More than a dozen U.S. military personnel have been disciplined – but face no criminal charges – for mistakes that led to the bombing of a Doctors Without Borders hospital that killed 42 people in Afghanistan last year, U.S. defense officials say.
The punishments, which have not been publicly announced, are largely administrative. But in some cases, the actions, such as letters of reprimand, are tough enough to effectively end chances for further promotion. The military has previously said that some personnel were suspended from their duties but has given no further details.
The disciplined include both officers and enlisted personnel, but officials said none are generals.
The officials, who were not authorized to discuss the outcomes publicly and therefore spoke on condition of anonymity, said the disciplinary process is nearly complete. It is derived from a military investigation of the Oct. 3, 2015 attack, the results of which are expected to be made public in partially redacted form in coming days.
Sandra Murillo, a spokeswoman for Doctors Without Borders, said the charity would not comment on disciplinary actions until the Pentagon communicates its decisions directly to the group or makes a public announcement.
The hospital, run by the medical charity Doctors Without Borders in the northern city of Kunduz, was attacked by a U.S. Air Force special operations AC-130 gunship, one of the most lethal in the U.S. arsenal. Doctors Without Borders called the attack “relentless and brutal” and demanded an international investigation, but none has been undertaken.
Army Gen. John Campbell, who was the top U.S. commander in Afghanistan at the time but has since relinquished command, has called it a “tragic but avoidable accident caused primarily by human error.”
The attack was unleashed as U.S. military advisers were helping Afghan forces retake Kunduz, which had fallen to the Taliban on Sept. 28. It was the first major city to fall since the Taliban were expelled from Kabul in 2001.
Afghan officials claimed the hospital had been overrun by the Taliban, but no evidence of that has surfaced. The hospital was destroyed and Doctors Without Borders, also known by its French acronym, MSF, ceased operations in Kunduz.
President Barack Obama apologized for the attack, which was one of the deadliest assaults on civilians in the 15-year war.

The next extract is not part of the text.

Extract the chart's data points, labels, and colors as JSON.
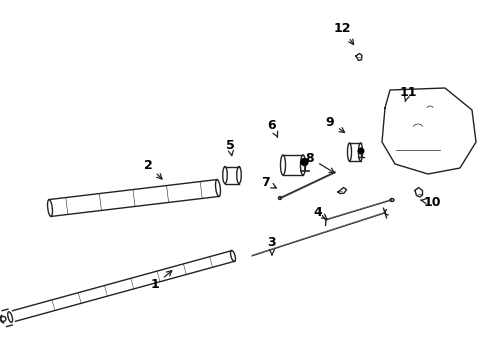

The U.S. command in Kabul said in February that it has expressed condolences and offered payment to more than 140 families and individuals affected by the attack.
In November, the U.S. military provided an outline of what happened. It said the crew of the AC-130 gunship, which is armed with side-firing cannons and guns, had been dispatched to hit a Taliban command center in a different building, 450 yards away from the hospital. However, hampered by problems with their targeting sensors, the crew relied on a physical description that led them to begin firing at the hospital even though they saw no hostile activity there.
Many chances to avert the error were missed, officials said.
At a November news conference, Brig. Gen. Wilson Shoffner, a spokesman for Campbell, said the actions taken by the U.S. aircrew were “not appropriate” to the threat they faced, suggesting that a number of them could be faulted.